Auch die Resolution 2286 des UN-Sicherheitsrats von 2016, die Angriffe auf Gesundheitseinrichtungen als mutmassliche Kriegsverbrechen brandmarkt, hat keine Veränderung bewirkt. Die Zerstörung der Geburtsklinik in Mariupol 2022 rechtfertigte die russische Regierung damit, dass dort ukrainische Kämpfer stationiert gewesen seien. Die kriegsführenden Parteien berufen sich auf eine Ausnahmeregelung der Genfer Konvention, wonach Gesundheitseinrichtungen ihren Schutzstatus verlieren, sobald sie militärisch genutzt werden. Die Voraussetzungen für einen rechtmässigen Angriff sind jedoch hoch. Es muss nachweislich alles dafür getan werden, um Schaden von Patient*innen und medizinischem Personal auf ein Minimum zu beschränken. Angriffe, die unverhältnismässigen Schaden an Zivilist*innen verursachen, gelten als Kriegs-verbrechen. Doch solch ‹Kleingedrucktes› interessiert wenig, wie der Fall der israelischen Angriffe auf das Al-Shifa-Krankenhaus in Gaza zeigt.

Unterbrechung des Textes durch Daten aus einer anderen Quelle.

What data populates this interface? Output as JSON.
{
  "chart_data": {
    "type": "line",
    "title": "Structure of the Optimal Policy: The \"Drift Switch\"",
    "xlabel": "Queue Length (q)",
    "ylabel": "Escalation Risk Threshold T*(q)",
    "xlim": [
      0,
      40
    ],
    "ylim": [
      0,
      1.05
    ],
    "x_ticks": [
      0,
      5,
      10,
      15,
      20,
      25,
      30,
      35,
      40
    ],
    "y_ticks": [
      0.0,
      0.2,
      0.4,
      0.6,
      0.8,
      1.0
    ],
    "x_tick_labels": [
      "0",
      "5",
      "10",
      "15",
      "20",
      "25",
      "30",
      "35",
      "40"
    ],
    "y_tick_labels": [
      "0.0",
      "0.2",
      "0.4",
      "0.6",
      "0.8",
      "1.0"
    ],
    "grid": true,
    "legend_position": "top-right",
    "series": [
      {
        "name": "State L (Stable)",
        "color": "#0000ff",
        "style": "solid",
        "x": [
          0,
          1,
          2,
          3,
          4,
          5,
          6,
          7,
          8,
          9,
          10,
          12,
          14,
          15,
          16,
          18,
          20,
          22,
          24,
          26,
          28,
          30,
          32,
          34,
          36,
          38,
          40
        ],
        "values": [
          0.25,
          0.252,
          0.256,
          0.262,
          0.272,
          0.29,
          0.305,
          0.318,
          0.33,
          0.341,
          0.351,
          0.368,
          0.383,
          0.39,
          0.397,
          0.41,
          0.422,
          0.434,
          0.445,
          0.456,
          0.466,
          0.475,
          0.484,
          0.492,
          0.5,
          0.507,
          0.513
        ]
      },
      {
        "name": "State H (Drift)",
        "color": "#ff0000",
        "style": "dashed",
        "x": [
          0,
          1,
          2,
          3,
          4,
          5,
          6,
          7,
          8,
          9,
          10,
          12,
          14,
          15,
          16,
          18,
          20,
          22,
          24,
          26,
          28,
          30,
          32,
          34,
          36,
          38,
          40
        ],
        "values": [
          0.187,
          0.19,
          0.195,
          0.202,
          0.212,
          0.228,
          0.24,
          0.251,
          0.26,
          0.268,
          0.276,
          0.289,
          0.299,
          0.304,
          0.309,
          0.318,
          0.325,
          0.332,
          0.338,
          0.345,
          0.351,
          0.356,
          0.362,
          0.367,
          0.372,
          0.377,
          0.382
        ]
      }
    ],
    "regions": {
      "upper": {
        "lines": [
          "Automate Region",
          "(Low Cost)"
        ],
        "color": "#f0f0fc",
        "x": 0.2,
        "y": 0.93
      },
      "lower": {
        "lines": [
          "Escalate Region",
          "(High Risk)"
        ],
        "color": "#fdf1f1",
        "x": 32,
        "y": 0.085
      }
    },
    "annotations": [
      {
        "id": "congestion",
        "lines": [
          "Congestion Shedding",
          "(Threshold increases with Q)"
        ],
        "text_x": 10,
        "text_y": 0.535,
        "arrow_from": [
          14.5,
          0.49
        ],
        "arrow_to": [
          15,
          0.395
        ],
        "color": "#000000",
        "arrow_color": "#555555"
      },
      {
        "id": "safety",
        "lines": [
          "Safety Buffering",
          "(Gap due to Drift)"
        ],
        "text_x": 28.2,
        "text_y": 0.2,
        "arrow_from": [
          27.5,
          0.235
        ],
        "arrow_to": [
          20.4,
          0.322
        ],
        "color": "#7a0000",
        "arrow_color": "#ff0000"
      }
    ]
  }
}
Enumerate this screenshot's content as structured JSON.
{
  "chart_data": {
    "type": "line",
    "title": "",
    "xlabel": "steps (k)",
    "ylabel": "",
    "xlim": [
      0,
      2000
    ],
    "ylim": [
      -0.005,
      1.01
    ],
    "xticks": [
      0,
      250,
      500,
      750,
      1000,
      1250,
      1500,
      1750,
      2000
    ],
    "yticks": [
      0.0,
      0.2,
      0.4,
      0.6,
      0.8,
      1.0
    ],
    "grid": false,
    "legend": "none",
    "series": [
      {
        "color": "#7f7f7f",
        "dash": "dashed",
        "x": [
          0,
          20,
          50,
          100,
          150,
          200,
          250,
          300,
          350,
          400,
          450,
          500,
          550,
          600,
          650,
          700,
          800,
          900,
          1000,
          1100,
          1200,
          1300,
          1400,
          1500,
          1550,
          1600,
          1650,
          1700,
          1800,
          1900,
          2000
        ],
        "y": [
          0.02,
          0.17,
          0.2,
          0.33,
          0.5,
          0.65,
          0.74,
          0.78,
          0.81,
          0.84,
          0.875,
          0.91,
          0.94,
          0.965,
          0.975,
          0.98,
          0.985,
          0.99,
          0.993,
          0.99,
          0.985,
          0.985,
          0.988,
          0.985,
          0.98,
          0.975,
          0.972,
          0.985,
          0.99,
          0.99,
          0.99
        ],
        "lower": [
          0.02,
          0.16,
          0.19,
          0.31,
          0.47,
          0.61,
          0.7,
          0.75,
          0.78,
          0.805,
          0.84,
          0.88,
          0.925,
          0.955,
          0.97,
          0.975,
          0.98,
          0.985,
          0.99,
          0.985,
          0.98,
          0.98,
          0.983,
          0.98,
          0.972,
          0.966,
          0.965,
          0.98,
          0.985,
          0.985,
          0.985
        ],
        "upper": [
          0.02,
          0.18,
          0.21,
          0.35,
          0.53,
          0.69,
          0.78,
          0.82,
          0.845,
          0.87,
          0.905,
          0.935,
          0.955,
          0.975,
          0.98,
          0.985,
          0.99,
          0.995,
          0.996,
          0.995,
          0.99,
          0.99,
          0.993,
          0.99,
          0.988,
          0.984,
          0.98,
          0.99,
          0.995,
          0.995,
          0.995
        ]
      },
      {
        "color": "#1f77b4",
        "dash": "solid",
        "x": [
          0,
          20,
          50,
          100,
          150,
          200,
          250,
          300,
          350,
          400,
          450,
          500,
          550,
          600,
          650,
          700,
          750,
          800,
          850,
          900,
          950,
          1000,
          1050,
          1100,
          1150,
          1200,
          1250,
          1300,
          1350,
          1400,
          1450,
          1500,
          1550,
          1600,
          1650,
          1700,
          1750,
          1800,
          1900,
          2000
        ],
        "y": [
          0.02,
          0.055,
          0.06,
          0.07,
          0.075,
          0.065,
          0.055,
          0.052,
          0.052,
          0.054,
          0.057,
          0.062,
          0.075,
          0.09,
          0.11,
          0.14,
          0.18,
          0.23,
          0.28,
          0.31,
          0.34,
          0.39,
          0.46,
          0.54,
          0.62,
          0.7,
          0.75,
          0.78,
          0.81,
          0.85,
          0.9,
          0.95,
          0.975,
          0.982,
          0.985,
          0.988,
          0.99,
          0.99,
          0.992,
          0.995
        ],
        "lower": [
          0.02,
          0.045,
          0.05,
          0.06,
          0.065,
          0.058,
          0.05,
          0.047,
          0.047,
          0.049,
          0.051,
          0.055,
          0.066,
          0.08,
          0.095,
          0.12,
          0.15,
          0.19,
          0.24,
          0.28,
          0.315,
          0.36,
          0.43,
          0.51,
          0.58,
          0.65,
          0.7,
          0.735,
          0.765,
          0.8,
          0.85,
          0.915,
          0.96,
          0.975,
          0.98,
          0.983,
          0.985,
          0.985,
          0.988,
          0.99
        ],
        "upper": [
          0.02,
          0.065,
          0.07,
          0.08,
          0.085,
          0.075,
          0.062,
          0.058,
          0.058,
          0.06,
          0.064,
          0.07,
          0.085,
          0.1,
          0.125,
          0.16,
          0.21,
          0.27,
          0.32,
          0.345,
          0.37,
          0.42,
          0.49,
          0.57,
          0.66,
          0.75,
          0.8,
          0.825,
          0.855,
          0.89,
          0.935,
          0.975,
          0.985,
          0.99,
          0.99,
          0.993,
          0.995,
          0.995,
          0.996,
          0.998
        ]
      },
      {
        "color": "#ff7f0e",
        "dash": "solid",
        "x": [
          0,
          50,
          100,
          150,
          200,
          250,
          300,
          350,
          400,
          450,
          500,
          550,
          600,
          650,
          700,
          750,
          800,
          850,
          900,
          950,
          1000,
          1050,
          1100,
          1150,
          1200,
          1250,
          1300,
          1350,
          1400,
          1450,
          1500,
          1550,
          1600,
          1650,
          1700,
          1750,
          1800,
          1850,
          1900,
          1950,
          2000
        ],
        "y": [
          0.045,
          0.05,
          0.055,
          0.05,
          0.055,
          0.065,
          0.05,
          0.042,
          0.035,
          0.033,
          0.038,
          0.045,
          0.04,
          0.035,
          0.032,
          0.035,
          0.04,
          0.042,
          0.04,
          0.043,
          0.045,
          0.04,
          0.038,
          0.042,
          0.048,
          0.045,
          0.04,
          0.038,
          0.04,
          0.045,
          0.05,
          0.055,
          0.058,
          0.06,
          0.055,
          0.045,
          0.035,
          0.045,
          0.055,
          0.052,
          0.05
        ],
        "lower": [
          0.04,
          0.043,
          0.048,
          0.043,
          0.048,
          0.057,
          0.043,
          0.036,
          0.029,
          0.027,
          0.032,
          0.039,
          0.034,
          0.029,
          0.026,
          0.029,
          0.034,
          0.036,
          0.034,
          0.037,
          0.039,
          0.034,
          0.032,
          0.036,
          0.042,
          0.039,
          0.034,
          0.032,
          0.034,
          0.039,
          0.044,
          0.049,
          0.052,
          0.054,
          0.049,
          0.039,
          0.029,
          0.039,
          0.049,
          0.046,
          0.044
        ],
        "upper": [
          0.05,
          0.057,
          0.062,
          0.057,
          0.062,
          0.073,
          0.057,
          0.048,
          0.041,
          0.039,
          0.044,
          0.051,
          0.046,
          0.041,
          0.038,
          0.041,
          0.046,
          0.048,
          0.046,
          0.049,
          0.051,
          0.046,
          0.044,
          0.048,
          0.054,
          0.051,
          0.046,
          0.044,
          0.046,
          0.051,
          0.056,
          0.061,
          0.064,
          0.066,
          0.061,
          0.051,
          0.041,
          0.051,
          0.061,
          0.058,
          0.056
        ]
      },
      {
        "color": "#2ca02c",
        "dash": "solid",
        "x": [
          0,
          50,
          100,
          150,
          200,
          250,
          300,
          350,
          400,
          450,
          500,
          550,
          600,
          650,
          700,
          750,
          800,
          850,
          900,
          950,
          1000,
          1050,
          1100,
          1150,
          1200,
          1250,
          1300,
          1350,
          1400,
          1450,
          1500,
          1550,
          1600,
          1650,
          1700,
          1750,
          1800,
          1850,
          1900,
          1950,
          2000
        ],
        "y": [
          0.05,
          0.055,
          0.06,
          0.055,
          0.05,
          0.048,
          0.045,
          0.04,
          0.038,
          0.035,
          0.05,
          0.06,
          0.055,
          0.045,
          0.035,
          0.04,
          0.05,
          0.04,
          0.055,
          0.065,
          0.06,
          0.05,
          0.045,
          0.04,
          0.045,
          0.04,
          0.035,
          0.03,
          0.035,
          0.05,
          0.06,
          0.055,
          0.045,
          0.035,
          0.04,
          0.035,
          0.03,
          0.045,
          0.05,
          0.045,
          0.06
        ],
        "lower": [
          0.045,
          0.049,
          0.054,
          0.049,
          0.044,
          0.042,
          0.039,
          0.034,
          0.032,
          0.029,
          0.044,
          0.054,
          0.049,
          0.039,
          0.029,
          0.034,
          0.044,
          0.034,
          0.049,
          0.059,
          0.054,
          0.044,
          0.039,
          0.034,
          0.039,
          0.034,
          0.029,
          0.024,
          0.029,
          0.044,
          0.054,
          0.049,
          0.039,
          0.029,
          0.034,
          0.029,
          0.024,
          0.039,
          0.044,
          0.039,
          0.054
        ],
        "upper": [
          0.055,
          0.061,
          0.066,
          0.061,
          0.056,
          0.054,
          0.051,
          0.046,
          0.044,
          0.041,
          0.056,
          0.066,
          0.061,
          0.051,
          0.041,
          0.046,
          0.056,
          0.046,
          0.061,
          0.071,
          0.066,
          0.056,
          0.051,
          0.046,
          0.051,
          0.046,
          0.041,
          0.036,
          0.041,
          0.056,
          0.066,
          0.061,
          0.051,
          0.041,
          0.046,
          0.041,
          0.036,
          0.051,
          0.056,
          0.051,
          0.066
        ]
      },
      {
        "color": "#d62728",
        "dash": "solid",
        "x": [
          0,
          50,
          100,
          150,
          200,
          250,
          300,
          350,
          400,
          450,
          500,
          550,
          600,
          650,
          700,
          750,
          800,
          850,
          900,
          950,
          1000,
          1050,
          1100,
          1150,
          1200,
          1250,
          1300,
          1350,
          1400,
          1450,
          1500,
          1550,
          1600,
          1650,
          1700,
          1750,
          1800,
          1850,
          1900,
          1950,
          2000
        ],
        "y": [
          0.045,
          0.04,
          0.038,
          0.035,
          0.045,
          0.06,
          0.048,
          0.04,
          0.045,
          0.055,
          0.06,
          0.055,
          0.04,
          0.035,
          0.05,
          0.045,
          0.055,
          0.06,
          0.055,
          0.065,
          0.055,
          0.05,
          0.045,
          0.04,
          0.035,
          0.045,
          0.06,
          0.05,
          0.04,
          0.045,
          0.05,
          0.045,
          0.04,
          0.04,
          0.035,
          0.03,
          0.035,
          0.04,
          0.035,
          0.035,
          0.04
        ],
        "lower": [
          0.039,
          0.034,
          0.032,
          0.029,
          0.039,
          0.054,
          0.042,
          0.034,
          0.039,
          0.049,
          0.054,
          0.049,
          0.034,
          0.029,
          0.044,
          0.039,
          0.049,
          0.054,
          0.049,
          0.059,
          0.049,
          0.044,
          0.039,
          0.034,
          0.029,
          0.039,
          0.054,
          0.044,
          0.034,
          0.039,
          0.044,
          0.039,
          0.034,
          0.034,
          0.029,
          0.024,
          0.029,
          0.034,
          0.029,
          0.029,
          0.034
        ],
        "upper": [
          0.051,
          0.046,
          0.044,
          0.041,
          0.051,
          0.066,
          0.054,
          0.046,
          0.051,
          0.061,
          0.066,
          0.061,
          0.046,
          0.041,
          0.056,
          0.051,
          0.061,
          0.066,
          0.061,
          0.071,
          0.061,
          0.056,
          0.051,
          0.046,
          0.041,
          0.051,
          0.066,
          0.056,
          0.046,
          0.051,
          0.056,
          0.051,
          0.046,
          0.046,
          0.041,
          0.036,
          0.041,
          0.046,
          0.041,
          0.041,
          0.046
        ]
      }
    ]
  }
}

In jüngsten Kriegen ist die Zerstörung medizinischer Infrastruktur weit mehr als Kollateralschaden, sie hat Methode. Die Fachzeitschrift The Lancet sprach bereits 2016 von einer «weaponisation of health care». Gemeint ist die Strategie, den zwingenden Bedarf der Menschen nach Gesundheitsversorgung als Waffe gegen sie einzusetzen, indem man ihnen diese gewaltsam vorenthält. Diese entgrenzte Kriegsführung zielt auf Demoralisierung. Gerade im Krieg bedeutet der Zusammenbruch der gesundheitlichen Versorgung unmittelbares Leid für Zivilist*innen und wirkt tief in die Psyche. Ihr völkerrechtlicher Schutz macht Krankenhäuser zu vermeintlich sicheren Zufluchten. Es ist kein Zufall, dass Tausende auf dem Gelände des Al-Shifa-Krankenhauses Schutz gesucht haben. Indem all das in Schutt und Asche gelegt wird, wird auch jegliche Hoffnung zerstört.
Sri Lanka, Syrien, Ukraine und Gaza sind nur die prominentesten Beispiele des Bedeutungsverlusts des Völkerrechts. «Es scheint, als hätte die Welt ihren moralischen Kompass verloren», sagte WHO-Sprecherin Margaret Harris. Um diesen neu auszurichten, müssten die mutmasslichen Kriegsverbrechen konsequent juristisch aufgearbeitet werden. Das fordert auch die Resolution 2286 des UN-Sicherheitsrates.